The high returns, however, were not entirely due to interest rate movements. Typically, short-term gilt funds should have an average portfolio maturity between one and three years. But, some funds took a call on interest rates and kept the average portfolio maturity at five years, leading to better returns. “Funds can do that if the scheme information document doesn’t explicitly states that maturity will be restricted. But, if an investor wants higher maturity in the first place, he would have opted for more aggressive medium-term funds,” says Mittal.
For individual investors, these funds don’t turn out to be an ideal choice. To benefit from gilt funds, an investor needs to have a deeper understanding of bond market and a view on interest rate movement. “Only then can the person enter and exit a fund at appropriate time. Else, he won’t be able to make higher returns compared to other fixed income products,” says Vidya Bala, head of mutual fund research at FundsIndia.
The assets under management (AUM) of these funds vary substantially month-on-month, according to Dhaval Kapadia, director (investment advisory) at Morningstar India. “A retail investor needs to be in a fund that has some consistency of AUM. Smaller AUMs can restrict the flexibility of a fund manager,” says Kapadia. The varying AUM also means these funds are used by institutional investors who take a call on interest rate movements and quickly move in and out of the fund.
“If at all someone wants to benefit from interest-rate movements, the investor should look at long-term gilt funds and remain an investor for 18-20 months,” says Bala. She adds that only those investors who have an advisor can go for such strategy. Analysts and financial planners say retail investors should stay away from gilt fund category altogether – be it short, medium, or long term.
“These are actively managed funds that are very sensitive to interest rate movement and are highly volatile,” says Vishal Dhawan, founder and chief executive officer at Plan Ahead Wealth Advisors. There have been periods when their returns were even negative.

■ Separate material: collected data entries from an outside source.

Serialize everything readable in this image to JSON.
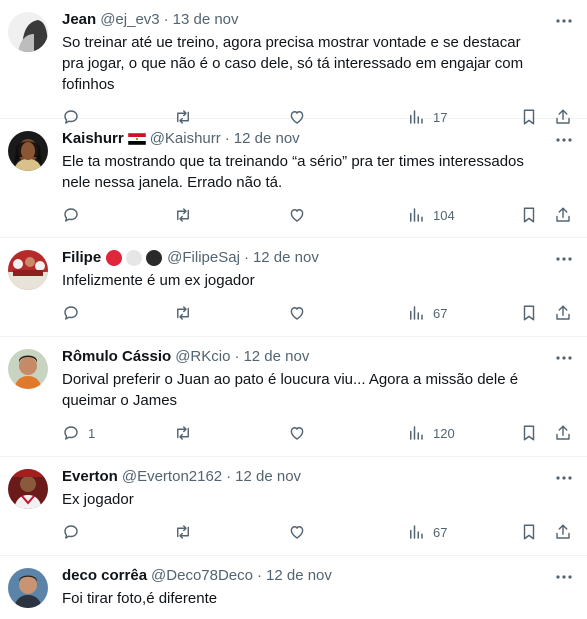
{
  "tweets": [
    {
      "name": "Jean",
      "handle": "@ej_ev3",
      "date": "13 de nov",
      "text": "So treinar até ue treino, agora precisa mostrar vontade e se destacar pra jogar, o que não é o caso dele, só tá interessado em engajar com fofinhos",
      "replies": "",
      "views": "17"
    },
    {
      "name": "Kaishurr",
      "handle": "@Kaishurr",
      "date": "12 de nov",
      "text": "Ele ta mostrando que ta treinando “a sério” pra ter times interessados nele nessa janela. Errado não tá.",
      "replies": "",
      "views": "104"
    },
    {
      "name": "Filipe",
      "handle": "@FilipeSaj",
      "date": "12 de nov",
      "text": "Infelizmente é um ex jogador",
      "replies": "",
      "views": "67"
    },
    {
      "name": "Rômulo Cássio",
      "handle": "@RKcio",
      "date": "12 de nov",
      "text": "Dorival preferir o Juan ao pato é loucura viu... Agora a missão dele é queimar o James",
      "replies": "1",
      "views": "120"
    },
    {
      "name": "Everton",
      "handle": "@Everton2162",
      "date": "12 de nov",
      "text": "Ex jogador",
      "replies": "",
      "views": "67"
    },
    {
      "name": "deco corrêa",
      "handle": "@Deco78Deco",
      "date": "12 de nov",
      "text": "Foi tirar foto,é diferente",
      "replies": "",
      "views": ""
    }
  ],
  "separator": "·",
  "colors": {
    "muted": "#536471",
    "text": "#0f1419",
    "border": "#eff3f4"
  },
  "icons": [
    "more-icon",
    "reply-icon",
    "retweet-icon",
    "like-icon",
    "views-icon",
    "bookmark-icon",
    "share-icon"
  ]
}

Dhawan suggests that for the long-term investors should look at dynamic bond funds. Dynamic bond funds are versatile. Depending on the interest rate movements, the fund manager constructs the portfolio. In a rising interest rate environment, he might add more of corporate bonds. In falling interest rate cycle, he would add more of long-term gilt papers. A mix of different papers also add stability to the portfolio.